Sir Char. Out, Sir! Prithee where’s my Rival? where’s the Spark, the— Gad, I took thee for an errant Rival: Where is he? [Searching about.

L. Gal. Whom seek ye, Sir, a Man, and in my Lodgings?
[Angrily.

Clos. A Man! Merciful, what will this scandalous lying World come to? Here’s no Man.

Sir Char. Away, I say, thou damn’d Domestick Intelligence, that comest out every half hour with some fresh Sham—No Man!—What, ‘twas an Appointment only, hum,—which I shall now make bold to unappoint, render null, void, and of none effect. And if I find him here, [Searches about.] I shall very civilly and accidentally, as it were, being in perfect friendship with him—pray, mark that—run him through the Lungs.

L. Gal. Oh, whata Coward’s Guilt! what mean you, Sir?

Sir Char. Mean? why I am obstinately bent to ravish thee, thou hypocritical Widow, make thee mine by force, that so I have no obligation to thee, and consequently use thee scurvily with a good Conscience.

Sir Anth. A most delicate Boy! I’ll warrant him as lend as the best of’em, God grant him Life and Health. [Aside.

L. Gal. ‘Tis late, and I entreat your absence, Sir: These are my Hours of Prayer, which this unseasonable Visit has disturb’d.
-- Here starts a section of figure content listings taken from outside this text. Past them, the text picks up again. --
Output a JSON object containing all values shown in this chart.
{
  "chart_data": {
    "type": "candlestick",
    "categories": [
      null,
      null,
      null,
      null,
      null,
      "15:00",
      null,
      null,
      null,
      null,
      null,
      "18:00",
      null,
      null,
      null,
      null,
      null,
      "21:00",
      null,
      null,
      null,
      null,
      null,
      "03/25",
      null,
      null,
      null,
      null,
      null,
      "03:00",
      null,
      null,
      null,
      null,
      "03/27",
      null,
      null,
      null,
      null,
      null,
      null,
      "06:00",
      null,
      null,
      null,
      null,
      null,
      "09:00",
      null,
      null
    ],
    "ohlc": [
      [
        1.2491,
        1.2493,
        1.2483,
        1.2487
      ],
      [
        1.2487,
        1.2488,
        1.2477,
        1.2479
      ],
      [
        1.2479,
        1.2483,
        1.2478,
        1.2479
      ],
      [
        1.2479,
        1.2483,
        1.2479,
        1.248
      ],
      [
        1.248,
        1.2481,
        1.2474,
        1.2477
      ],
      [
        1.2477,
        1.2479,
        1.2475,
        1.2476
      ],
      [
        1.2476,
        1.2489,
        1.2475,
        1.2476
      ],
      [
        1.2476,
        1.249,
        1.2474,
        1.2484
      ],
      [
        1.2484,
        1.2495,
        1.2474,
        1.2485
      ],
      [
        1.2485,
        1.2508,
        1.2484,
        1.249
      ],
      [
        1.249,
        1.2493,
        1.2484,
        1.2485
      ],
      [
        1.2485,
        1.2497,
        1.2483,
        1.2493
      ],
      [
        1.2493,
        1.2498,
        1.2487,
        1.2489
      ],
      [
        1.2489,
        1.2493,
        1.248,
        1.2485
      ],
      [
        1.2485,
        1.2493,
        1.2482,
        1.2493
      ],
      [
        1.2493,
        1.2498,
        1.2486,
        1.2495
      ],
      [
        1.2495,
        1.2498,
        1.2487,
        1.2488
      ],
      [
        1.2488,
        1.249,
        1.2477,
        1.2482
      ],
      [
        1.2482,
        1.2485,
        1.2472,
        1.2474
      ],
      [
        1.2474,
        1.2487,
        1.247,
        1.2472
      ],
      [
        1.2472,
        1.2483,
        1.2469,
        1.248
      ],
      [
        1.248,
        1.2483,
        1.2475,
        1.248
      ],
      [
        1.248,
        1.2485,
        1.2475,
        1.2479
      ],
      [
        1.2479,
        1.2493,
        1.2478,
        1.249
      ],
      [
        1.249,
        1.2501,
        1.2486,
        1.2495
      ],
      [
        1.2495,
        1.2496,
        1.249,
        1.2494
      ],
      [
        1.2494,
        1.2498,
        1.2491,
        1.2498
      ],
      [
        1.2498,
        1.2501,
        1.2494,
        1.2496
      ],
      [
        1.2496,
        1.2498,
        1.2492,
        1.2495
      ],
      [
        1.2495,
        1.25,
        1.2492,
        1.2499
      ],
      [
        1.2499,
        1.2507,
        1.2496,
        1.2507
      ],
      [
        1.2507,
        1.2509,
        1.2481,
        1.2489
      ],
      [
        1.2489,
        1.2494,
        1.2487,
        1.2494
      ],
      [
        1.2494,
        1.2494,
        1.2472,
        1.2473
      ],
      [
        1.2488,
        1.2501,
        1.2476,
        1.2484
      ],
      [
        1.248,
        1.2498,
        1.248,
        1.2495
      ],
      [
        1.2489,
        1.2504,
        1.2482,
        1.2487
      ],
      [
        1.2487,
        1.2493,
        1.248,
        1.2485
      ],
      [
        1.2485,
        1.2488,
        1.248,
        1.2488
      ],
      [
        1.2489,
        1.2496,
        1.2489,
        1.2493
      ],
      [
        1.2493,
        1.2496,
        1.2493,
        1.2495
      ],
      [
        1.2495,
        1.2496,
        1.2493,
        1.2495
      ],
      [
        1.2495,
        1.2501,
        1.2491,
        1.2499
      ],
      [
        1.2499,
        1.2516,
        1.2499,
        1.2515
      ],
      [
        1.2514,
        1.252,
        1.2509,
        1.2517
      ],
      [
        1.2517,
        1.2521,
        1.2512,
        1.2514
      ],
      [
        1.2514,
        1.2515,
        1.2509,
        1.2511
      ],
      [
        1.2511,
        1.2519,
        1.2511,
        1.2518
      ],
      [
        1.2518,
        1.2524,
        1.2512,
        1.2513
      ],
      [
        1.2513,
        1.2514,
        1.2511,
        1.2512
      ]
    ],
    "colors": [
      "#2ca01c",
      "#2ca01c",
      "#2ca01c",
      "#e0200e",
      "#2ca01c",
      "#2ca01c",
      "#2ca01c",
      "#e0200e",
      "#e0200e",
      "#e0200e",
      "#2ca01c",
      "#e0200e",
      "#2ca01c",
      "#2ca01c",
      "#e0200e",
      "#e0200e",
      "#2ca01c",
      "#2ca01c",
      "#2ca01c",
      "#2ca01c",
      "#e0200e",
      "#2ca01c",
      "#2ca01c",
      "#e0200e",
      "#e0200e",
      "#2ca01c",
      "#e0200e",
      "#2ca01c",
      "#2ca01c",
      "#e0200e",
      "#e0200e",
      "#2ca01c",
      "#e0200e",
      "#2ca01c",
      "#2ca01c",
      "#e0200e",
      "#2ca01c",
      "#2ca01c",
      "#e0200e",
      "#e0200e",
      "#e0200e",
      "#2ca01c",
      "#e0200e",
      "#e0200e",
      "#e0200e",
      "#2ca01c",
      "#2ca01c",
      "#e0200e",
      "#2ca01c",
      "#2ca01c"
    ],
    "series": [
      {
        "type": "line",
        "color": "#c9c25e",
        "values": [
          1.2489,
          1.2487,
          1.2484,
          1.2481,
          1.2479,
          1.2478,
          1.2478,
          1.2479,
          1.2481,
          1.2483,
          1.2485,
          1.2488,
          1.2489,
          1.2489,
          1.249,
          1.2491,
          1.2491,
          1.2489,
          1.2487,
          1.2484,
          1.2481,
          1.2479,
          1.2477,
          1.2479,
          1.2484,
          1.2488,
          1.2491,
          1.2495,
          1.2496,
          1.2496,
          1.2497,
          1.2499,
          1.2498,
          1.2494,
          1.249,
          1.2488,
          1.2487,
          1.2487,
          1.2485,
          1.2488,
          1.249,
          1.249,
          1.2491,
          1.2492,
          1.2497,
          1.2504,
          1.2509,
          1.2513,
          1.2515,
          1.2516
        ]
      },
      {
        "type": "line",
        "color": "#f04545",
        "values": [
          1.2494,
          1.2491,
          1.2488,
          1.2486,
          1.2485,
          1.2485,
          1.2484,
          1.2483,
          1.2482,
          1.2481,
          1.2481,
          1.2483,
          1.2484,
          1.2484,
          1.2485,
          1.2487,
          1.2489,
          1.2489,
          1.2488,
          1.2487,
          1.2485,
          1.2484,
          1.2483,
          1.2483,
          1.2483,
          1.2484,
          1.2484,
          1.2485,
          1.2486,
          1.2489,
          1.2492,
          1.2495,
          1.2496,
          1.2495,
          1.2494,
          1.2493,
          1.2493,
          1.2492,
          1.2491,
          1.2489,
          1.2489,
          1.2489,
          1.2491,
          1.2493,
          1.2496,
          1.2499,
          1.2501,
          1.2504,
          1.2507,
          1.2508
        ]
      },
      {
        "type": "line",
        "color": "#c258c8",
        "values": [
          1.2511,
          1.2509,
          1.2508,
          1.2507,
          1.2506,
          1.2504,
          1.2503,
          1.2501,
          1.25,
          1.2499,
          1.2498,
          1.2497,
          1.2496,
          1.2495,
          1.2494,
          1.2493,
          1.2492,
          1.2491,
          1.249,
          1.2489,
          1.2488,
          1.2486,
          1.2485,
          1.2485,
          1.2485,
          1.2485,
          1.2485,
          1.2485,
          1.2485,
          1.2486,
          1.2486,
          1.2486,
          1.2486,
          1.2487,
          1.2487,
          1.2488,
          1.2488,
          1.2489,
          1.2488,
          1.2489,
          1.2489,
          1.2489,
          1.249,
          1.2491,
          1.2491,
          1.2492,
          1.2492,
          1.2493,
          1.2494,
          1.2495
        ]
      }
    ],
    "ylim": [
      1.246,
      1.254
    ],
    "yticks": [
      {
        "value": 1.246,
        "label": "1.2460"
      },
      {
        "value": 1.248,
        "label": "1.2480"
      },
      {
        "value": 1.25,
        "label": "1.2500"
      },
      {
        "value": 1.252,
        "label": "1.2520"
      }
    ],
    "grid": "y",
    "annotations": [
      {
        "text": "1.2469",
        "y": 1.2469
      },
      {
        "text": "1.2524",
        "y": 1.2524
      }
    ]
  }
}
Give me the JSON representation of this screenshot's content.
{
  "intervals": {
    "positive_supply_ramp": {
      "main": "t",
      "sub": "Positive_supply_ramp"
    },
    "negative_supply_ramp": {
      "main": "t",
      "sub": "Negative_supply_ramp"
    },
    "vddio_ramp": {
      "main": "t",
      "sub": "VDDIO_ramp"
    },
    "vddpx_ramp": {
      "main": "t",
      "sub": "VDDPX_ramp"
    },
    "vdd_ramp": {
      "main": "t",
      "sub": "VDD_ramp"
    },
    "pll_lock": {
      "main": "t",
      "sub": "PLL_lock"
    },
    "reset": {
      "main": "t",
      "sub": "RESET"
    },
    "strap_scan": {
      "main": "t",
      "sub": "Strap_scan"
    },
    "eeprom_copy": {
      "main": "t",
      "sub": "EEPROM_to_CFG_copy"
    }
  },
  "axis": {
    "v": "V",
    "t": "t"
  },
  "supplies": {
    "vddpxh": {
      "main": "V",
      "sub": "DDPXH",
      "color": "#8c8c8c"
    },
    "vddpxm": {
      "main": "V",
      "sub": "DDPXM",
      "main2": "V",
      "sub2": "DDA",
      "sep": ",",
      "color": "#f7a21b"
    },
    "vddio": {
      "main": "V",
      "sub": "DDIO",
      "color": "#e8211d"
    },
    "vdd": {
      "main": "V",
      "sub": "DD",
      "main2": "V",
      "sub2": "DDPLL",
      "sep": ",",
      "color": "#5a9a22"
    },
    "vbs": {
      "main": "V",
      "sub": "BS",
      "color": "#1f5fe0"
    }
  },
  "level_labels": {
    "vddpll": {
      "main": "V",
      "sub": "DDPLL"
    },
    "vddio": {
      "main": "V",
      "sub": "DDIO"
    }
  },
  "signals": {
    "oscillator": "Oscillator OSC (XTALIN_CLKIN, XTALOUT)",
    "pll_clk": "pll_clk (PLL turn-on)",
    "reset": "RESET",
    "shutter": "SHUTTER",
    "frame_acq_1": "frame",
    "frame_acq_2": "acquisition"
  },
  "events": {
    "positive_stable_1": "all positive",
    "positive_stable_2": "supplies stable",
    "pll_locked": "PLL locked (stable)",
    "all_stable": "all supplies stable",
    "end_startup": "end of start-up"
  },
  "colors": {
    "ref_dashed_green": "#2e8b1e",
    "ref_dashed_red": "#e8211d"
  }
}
Sir Char. Prayer! No more of that, Sweetheart; for let me tell you, your Prayers are heard. A Widow of your Youth and Complexion can be praying for nothing so late, but a good Husband; and see, Heaven has sent him just in the crit—critical minute, to supply your Occasions.

Sir Anth. A Wag, an arch Wag; he’ll learn to make Lampoons presently.
I’ll not give Sixpence from him, though to the poor of the Parish.